- Born: 5 July 1932 (age 94) Balclutha, New Zealand
- Education: University of Otago Australian National University
- Scientific career
- Fields: Virology
- Workplaces: St. Jude Children's Research Hospital

= Robert Webster (virologist) =

Virologist

Robert Gordon Webster (b. 1932) is an avian influenza authority who correctly posited that pandemic strains of flu arise from genes in flu virus strains in nonhumans; for example, via a reassortment of genetic segments (antigenic shift) between viruses in humans and nonhumans (especially birds) rather than by mutations (antigenic drift) in annual human flu strains.

==Background==
Robert Webster was born on 5 July 1932 in Balclutha, New Zealand, and grew up on a farm. He studied microbiology on leaving school, gaining his BSc from University of Otago, New Zealand in 1955, his MSc at the same university in 1957, and his PhD from the Australian National University, Canberra, Australia, in 1962.

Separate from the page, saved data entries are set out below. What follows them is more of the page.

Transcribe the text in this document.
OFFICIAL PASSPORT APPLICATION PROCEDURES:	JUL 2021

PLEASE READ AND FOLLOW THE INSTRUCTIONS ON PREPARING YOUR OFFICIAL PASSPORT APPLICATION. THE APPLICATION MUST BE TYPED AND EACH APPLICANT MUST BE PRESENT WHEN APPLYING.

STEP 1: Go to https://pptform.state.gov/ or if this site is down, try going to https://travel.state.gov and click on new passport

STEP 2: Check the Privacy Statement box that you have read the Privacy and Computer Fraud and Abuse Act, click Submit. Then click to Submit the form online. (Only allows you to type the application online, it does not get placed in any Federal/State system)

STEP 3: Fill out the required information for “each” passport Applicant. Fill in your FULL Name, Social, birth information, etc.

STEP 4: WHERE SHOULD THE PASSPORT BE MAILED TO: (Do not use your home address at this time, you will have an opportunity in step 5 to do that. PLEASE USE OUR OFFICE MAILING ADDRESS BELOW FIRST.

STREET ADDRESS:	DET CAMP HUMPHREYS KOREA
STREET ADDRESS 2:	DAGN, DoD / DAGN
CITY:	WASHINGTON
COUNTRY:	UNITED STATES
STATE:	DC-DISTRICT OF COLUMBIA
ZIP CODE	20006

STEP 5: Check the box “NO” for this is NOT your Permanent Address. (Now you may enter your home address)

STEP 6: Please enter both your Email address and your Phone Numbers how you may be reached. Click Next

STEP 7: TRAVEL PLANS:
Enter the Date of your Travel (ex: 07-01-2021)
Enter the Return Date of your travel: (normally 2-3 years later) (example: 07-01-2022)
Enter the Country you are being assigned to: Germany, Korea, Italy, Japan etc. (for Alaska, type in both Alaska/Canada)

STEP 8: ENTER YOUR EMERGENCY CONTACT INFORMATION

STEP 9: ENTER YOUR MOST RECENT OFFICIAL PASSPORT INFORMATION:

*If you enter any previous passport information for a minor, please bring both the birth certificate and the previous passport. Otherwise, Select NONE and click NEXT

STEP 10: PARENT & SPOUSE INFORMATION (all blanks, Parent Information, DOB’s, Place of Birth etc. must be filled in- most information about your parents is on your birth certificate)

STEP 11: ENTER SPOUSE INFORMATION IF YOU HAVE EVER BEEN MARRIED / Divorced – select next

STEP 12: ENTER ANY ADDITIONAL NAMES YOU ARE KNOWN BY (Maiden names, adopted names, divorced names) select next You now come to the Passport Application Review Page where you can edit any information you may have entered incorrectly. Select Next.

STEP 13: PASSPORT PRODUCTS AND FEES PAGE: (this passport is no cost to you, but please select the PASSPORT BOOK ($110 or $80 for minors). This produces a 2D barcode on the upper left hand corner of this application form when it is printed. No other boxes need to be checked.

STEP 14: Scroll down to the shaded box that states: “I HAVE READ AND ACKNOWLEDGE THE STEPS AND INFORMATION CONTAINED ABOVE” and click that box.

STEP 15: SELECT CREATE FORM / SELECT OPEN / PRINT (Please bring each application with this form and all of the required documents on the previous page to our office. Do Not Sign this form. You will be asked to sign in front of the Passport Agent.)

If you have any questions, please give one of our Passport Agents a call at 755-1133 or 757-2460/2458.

He worked as a virologist with the New Zealand Department of Agriculture in 1958 - 1959 before being appointed research fellow at the Department of Microbiology at ANU's John Curtin Medical School, for 1964 - 1966. He moved to U.S. in 1969 where he became a member of both the Department of Microbiology and the Department of Immunology at the St. Jude Children's Research Hospital in Memphis, Tennessee, a city where he has lived ever since and has held many research posts.

==Accomplishments==
Webster holds the Rose Marie Thomas Chair in Virology at St. Jude Children's Research Hospital. He is also director of the World Health Organization Collaborating Center on the Ecology of Influenza Viruses in Lower Animals and Birds, the world's only laboratory designed to study influenza at the animal-human interface. He is a Fellow of the Royal Society of London, the Royal Society of Medicine and the Royal Society of New Zealand, and a member of the National Academy of Sciences of the United States. In December 2002, he was presented with the Bristol-Myers Squibb Award for Distinguished Achievement in Infectious Diseases Research.

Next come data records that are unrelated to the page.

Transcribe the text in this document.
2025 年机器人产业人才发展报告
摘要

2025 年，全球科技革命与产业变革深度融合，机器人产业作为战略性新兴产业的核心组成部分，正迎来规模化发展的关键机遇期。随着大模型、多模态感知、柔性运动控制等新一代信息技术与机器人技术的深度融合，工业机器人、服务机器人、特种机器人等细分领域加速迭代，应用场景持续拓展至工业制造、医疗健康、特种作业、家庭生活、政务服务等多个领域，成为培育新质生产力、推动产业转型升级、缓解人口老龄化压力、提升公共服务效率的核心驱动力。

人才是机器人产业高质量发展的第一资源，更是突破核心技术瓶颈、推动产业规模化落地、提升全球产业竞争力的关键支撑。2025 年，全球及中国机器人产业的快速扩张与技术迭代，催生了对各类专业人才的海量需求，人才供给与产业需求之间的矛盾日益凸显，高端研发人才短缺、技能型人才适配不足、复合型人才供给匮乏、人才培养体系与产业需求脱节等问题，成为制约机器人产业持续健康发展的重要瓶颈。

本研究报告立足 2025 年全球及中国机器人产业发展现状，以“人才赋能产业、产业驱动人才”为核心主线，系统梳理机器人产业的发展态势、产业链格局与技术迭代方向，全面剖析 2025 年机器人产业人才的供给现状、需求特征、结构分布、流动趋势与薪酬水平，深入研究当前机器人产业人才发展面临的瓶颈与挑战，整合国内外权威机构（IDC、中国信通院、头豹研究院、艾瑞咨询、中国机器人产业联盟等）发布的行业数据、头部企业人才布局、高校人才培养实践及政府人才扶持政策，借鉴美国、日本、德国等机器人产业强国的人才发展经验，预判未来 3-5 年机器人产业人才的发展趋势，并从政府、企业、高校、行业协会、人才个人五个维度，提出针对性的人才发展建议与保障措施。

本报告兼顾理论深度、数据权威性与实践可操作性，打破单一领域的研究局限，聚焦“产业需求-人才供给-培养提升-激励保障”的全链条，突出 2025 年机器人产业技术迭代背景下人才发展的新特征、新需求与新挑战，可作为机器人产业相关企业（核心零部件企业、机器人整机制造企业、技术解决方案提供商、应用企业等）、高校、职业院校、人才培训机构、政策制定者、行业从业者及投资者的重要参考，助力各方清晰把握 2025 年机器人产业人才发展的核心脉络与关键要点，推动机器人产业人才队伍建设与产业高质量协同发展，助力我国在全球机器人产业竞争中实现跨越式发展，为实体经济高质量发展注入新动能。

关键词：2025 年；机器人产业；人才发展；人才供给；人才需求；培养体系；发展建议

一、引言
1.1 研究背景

Webster has been awarded membership of the National Academy of Sciences of the United States of America, and has been named a fellow of the Royal Society Te Apārangi and the Royal Society of London. He is also a member of the American Society for Microbiology, American Society for Virology, and the American Association for the Advancement of Science, and is a fellow of the Royal Society of Medicine. He heads the World Health Organization (WHO) collaborating laboratory on animal influenza.

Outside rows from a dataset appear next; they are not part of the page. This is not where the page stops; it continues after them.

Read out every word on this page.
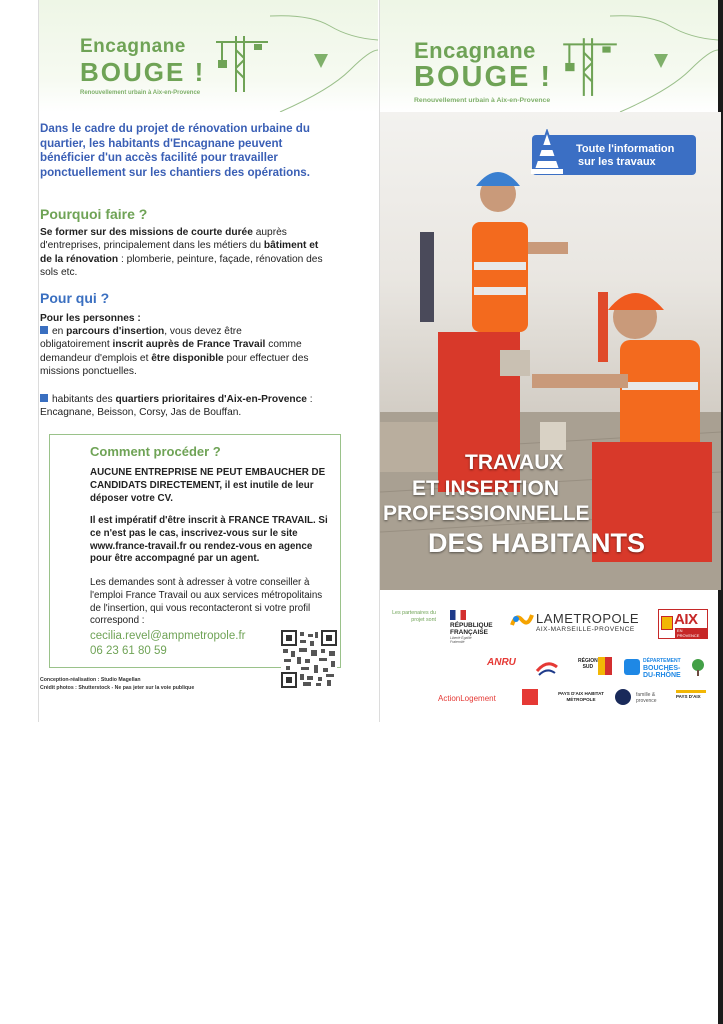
Encagnane
BOUGE !
Renouvellement urbain à Aix-en-Provence

Dans le cadre du projet de rénovation urbaine du quartier, les habitants d'Encagnane peuvent bénéficier d'un accès facilité pour travailler ponctuellement sur les chantiers des opérations.

Pourquoi faire ?

Se former sur des missions de courte durée auprès d'entreprises, principalement dans les métiers du bâtiment et de la rénovation : plomberie, peinture, façade, rénovation des sols etc.

Pour qui ?

Pour les personnes :

en parcours d'insertion, vous devez être obligatoirement inscrit auprès de France Travail comme demandeur d'emplois et être disponible pour effectuer des missions ponctuelles.

habitants des quartiers prioritaires d'Aix-en-Provence : Encagnane, Beisson, Corsy, Jas de Bouffan.

Comment procéder ?

AUCUNE ENTREPRISE NE PEUT EMBAUCHER DE CANDIDATS DIRECTEMENT, il est inutile de leur déposer votre CV.

Il est impératif d'être inscrit à FRANCE TRAVAIL. Si ce n'est pas le cas, inscrivez-vous sur le site www.france-travail.fr ou rendez-vous en agence pour être accompagné par un agent.

Les demandes sont à adresser à votre conseiller à l'emploi France Travail ou aux services métropolitains de l'insertion, qui vous recontacteront si votre profil correspond :

cecilia.revel@ampmetropole.fr

06 23 61 80 59

Conception-réalisation : Studio Magellan
Crédit photos : Shutterstock - Ne pas jeter sur la voie publique

Encagnane
BOUGE !
Renouvellement urbain à Aix-en-Provence
Toute l'information
sur les travaux
TRAVAUX
ET INSERTION
PROFESSIONNELLE
DES HABITANTS

Les partenaires du projet sont

RÉPUBLIQUE
FRANÇAISE
Liberté Égalité Fraternité
LAMETROPOLE
AIX-MARSEILLE-PROVENCE
AIX
EN PROVENCE
ANRU	RÉGION
SUD
DÉPARTEMENT
BOUCHES-
DU-RHÔNE
ActionLogement
PAYS D'AIX HABITAT
MÉTROPOLE
famille &
provence
PAYS D'AIX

==Work on general influenza==
Webster's major discoveries relating to influenza include the likelihood that avians were most likely the culprit in other flu outbreaks. His work is also responsible for the method of human influenza vaccination that is commonly used. Before Webster and his colleagues separated the influenza virus into different particles, the entire influenza virus was injected into a patient as a vaccine - now, only certain parts of the virus are used to create the same response, lessening side effects of the vaccine.

==H5N1 Work==
Webster's work with the avian flu began after a beach walk with fellow researcher Graeme Laver, on which the men noticed a large number of dead birds along the shoreline. Webster wondered whether it was possible that the birds had died from the avian flu, and subsequently traveled to an island to take samples from hundreds of birds. This led to more trips, and eventually Webster discovered a link between the avian flu and the human flu. He deduced that it is possible for the avian and human viruses to combine, creating a new virus that humans would have no antibodies to. In an interview with NBC, he said that when he first proposed this link, few paid attention to what he saw as a great danger. However, Webster theorizes that the only event that has to occur to begin a flu pandemic is the mixing of avian and human flu strains in the same mammalian cell - most likely in a pig. Pigs are similar enough in genetic makeup to humans that they are susceptible to the human flu; also, in many areas, pigs come in close contact with chickens or ducks, making it likely that they will catch the avian flu.

Another danger that Webster has uncovered is the duck. Ducks, while capable of catching and transmitting the avian flu virus through contact with chickens, seldom sicken and die from the exposure. Being alive and quite healthy, the ducks are then capable of spreading the virus to other areas.